In our study, the Kyn/Trp ratio did not significantly differ between the patient and control groups but tended to be higher in patients, in parallel with neopterin and IgE levels. Meanwhile, Trp levels were significantly lower in patients with AC than in controls. Similar to our study, in patients with pollen-induced allergic rhinitis, Trp breakdown was found to be significantly increased during the pollen season [27]. In another study, there was a significant increase in IDO levels in atopic individuals with allergic rhinitis in comparison with controls without allergy. Also, IDO and total IgE levels were positively correlated. Despite the significant increase in IDO levels, age, sex, severity score, length of illness, nasal and blood eosinophilia, and number of positive allergens did not significantly correlate with IDO levels [30].

Despite the aforementioned findings, some studies reported opposing results. In a case–control study, suppressed IDO activity was shown in allergic disorders. Moreover, higher Trp and Kyn concentrations and a decreased Kyn/Trp ratio were found in atopic patients allergic to tree or grass pollen [20]. However, the significantly high neopterin levels in this study were in parallel with our findings. Another previous study reported significantly increased Trp and Kyn levels in pediatric patients with asthma, while the Kyn/Trp ratio was not changed. Additionally, none of the parameters were correlated with asthma control grade [21]. Significantly decreased IDO activity was also reported in the sputum and peripheral blood of allergic children [31]. Decreased IDO activity was found in patients with persistent food allergy. As in our study, Kyn levels were comparable between the patients and healthy controls, while Trp levels were higher in allergic patients [28].

The degradation and metabolism of Trp may play an important role in the pathophysiology of AC. Trp metabolism via the Kyn pathway may trigger inflammation and exacerbate allergic reactions. In addition, the utilization of Trp in serotonin production may worsen ocular symptoms by increasing inflammation and vascular permeability. These opposing mechanisms highlight the need for more research to identify the fundamental causes of AC. In this present study, while the significant decrease in Trp levels may reflect the Th1 immune response, indicating inflammation in allergic reactions, it may also be a result of the serotonin pathway, another breakdown pathway of Trp. Serotonin is a mediator that triggers inflammation and increases vascular permeability [32]. The conversion of Trp to serotonin may be important during allergic reactions [29]. Vascular dilation and fluid leakage in the eye may increase the symptoms of conjunctivitis [33]. In an earlier study, Trp degradation was correlated with the extent and severity of the disease [34]; however, in the present study, there was no correlation between Trp breakdown and the symptoms and signs of the illness, as with neopterin and IgE levels. Immune system cells may promote the metabolism of Trp via the Kyn pathway, which may increase inflammation and allergic symptoms. Likewise, the conversion of Trp to serotonin production may accelerate the inflammatory process in the eye. Apart from the pathophysiology of the disease, factors such as nutrition, genetics, or environment may affect Trp levels [20].

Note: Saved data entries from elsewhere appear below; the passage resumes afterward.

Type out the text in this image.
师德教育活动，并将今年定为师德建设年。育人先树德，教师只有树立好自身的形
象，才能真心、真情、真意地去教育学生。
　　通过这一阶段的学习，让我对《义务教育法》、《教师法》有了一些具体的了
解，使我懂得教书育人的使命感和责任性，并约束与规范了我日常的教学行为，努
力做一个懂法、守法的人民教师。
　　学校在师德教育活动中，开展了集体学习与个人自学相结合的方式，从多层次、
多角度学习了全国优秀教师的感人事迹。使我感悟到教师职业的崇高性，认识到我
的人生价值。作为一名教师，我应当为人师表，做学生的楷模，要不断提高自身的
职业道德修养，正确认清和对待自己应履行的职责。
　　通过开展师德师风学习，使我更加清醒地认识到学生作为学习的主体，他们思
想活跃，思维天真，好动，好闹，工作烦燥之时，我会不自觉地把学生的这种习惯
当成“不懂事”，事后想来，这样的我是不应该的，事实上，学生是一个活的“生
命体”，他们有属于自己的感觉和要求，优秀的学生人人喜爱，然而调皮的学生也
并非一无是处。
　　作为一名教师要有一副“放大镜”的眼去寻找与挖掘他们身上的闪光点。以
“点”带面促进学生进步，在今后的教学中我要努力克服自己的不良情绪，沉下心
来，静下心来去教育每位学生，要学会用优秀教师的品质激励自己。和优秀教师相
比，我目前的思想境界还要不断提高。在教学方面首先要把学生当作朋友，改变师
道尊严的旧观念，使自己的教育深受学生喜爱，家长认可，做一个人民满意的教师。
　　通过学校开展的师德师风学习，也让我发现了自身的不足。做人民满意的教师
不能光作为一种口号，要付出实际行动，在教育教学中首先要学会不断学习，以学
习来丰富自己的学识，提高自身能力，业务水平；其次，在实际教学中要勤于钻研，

This study has some limitations. First, we did not measure other inflammatory markers or other Trp catabolism markers like serotonin. Second, we did not collect samples from the included patients outside the allergy season and thus were unable to compare these findings. Nevertheless, our findings support the complex involvement of both Th1 and Th2 cytokines in allergic diseases, suggesting the possibility of simultaneously identifying several biomarkers that may serve as surrogates for distinct disease pathways.

In conclusion, elevated neopterin levels in allergic diseases such as SAV may be considered an indicator of immune system activity and inflammation.